Since the theater is now up to fire code, several events will be held there this year.

Sen. Kit Bond will announce his candidacy for re-election Feb. 16 at the Gillioz. A "House Rent Party" fund raiser will be held April 4, and "An Evening with M.E. Gillioz," a tribute and roast for the theater's builder, will be held May 8. A presentation of "Godspell" is planned for June; patrons are to bring their own lawn chairs, Lemmon said.

The Gillioz has also been approved for $150,000 in state Neighborhood Assistance Program tax credits, Brown said. Businesses which contribute to the project can receive as much as a 50 percent state tax credit for their donations.

If the Feb. 3 ballot issue passes to increase the city's hotel/motel tax, the Gillioz is among four nonprofit projects in Springfield to receive a portion of that money. Brian Fogle, of NationsBank and the Urban Districts Alliance, addressed the impending vote and the importance of the Gillioz project during the Jan. 28 dedication.

"We appreciate the vision that Jim Morris and others have had. ... The Springfield Landmarks Preservation Trust had the foresight to preserve this structure, which is really a crown jewel for downtown. We salute them in their efforts," Fogle said.

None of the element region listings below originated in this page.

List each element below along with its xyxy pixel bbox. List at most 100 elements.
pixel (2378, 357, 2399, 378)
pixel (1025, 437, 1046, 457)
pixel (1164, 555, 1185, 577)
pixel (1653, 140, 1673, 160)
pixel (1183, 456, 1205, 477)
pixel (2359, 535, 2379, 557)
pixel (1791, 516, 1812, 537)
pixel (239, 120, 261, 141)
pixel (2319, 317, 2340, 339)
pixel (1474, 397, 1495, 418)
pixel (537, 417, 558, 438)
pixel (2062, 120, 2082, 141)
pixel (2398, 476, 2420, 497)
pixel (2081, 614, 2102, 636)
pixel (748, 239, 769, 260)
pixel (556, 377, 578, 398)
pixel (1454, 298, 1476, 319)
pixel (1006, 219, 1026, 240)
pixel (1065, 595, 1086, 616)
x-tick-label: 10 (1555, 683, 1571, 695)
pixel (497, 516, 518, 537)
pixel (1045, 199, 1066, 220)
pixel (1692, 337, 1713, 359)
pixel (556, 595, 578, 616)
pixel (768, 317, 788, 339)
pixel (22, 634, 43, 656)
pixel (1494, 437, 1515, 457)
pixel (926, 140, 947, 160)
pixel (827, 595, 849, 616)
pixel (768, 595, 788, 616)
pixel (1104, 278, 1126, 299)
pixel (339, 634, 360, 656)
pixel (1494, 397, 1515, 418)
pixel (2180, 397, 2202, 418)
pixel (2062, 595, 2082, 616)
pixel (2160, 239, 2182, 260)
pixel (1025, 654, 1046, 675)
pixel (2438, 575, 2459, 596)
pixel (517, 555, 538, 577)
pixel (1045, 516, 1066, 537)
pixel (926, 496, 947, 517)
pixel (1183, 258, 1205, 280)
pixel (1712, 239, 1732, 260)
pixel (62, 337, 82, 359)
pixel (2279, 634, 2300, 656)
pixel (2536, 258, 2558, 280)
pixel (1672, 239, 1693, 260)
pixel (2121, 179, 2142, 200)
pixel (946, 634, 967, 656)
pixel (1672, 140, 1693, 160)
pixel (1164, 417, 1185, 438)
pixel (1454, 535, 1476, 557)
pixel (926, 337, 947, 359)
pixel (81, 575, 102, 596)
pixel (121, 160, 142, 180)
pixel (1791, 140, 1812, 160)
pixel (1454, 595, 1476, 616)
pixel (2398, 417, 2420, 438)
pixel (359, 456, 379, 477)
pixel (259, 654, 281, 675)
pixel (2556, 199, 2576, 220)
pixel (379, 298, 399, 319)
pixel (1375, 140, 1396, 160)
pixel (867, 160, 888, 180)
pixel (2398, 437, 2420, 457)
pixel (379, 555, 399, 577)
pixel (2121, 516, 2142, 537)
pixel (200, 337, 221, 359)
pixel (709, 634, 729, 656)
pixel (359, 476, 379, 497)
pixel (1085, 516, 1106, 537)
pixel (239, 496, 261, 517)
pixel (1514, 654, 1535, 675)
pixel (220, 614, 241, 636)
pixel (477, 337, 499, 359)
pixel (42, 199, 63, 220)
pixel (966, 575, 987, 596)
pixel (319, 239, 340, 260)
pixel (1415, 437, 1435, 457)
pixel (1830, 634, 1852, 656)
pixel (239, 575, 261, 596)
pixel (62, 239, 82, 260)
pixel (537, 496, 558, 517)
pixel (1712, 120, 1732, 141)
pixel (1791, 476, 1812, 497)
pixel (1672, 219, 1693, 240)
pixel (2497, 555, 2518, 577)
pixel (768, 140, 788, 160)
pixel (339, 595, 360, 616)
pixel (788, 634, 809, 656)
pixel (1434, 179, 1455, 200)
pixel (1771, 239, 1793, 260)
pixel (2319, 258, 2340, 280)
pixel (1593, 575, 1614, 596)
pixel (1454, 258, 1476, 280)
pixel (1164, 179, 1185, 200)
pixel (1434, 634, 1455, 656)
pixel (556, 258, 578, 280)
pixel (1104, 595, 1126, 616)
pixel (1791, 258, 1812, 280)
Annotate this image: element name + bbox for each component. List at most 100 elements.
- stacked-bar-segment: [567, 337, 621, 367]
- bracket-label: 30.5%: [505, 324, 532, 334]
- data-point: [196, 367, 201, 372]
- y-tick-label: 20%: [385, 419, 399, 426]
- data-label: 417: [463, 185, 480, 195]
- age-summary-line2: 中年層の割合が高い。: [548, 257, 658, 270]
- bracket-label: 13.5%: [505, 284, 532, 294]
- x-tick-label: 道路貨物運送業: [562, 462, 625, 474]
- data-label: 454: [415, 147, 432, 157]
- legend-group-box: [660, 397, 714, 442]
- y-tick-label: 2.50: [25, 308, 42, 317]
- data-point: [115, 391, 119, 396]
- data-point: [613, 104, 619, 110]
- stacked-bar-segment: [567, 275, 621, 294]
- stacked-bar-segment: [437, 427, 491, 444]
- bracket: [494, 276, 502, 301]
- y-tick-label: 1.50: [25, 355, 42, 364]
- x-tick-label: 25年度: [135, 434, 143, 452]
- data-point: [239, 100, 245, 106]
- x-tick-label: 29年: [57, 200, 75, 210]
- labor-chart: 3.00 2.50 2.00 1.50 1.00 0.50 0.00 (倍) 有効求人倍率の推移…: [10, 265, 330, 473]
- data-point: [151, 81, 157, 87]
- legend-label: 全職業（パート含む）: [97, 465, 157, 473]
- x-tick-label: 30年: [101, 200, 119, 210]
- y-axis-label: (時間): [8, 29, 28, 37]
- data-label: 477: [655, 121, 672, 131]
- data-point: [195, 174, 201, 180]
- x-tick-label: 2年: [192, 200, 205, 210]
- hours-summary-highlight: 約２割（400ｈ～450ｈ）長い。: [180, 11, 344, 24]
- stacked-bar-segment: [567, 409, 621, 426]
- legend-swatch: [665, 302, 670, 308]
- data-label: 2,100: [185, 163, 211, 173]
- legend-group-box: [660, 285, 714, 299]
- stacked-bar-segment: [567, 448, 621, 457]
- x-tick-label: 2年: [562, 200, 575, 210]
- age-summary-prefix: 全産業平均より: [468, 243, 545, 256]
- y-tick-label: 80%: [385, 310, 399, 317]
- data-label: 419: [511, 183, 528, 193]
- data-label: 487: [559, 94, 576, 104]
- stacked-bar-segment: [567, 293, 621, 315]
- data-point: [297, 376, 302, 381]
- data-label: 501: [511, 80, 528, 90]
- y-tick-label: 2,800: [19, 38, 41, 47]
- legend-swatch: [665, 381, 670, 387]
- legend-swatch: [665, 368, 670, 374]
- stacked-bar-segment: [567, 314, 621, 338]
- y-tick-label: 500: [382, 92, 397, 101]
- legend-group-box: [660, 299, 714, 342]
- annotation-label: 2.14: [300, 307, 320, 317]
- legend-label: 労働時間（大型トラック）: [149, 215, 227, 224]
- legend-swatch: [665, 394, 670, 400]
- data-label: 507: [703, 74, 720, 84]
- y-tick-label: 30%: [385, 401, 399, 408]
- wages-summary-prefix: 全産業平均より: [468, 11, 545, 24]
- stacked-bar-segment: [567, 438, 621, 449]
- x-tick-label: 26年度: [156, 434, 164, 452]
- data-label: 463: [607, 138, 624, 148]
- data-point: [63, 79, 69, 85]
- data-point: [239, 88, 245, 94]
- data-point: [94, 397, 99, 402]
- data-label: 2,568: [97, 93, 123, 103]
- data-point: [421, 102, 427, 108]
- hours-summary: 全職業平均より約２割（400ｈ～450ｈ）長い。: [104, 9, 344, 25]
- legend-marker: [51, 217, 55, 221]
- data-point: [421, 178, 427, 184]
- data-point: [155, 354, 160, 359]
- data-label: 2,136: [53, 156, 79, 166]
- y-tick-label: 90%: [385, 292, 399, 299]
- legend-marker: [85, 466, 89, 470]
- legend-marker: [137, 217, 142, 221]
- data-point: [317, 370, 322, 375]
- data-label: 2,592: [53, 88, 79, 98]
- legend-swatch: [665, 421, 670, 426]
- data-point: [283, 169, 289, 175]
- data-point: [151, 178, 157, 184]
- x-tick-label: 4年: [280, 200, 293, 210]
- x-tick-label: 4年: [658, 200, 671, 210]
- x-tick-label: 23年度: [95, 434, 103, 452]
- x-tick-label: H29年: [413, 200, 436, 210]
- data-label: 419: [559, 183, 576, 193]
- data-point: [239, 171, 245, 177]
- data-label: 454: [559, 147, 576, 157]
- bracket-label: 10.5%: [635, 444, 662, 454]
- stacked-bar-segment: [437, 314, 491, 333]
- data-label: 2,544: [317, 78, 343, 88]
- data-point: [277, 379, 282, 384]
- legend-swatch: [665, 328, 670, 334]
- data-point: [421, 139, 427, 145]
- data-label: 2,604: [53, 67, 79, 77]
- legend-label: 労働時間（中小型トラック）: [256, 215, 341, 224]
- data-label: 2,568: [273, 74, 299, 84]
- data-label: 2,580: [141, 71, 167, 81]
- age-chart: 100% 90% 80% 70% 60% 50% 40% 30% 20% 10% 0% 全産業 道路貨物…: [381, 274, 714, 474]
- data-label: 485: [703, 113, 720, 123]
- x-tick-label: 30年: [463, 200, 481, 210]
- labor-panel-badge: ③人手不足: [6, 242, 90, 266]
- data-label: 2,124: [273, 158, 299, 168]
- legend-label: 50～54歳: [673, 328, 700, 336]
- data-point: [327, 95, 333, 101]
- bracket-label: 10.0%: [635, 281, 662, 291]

Morris has also donated a portion of the buildings being used by the Discovery Center, Brown said.

"It has been largely through (Morris') intervention that we have a thriving downtown. In the 1980s, long before we had the interest we have now in the area, Jim (Morris) was already purchasing property and rehabilitating it," Brown said.

Three new members recently joined the board of the Springfield Landmarks Preservation Trust. They are Cary G. Jones, a certified public accountant with Baird, Kurtz & Dobson; Mark L. McQueary, an attorney with Daniel, Clampett, Powell & Cunningham; and Susan Wintermute, part-owner and house counsel for Sinclair Financial Group.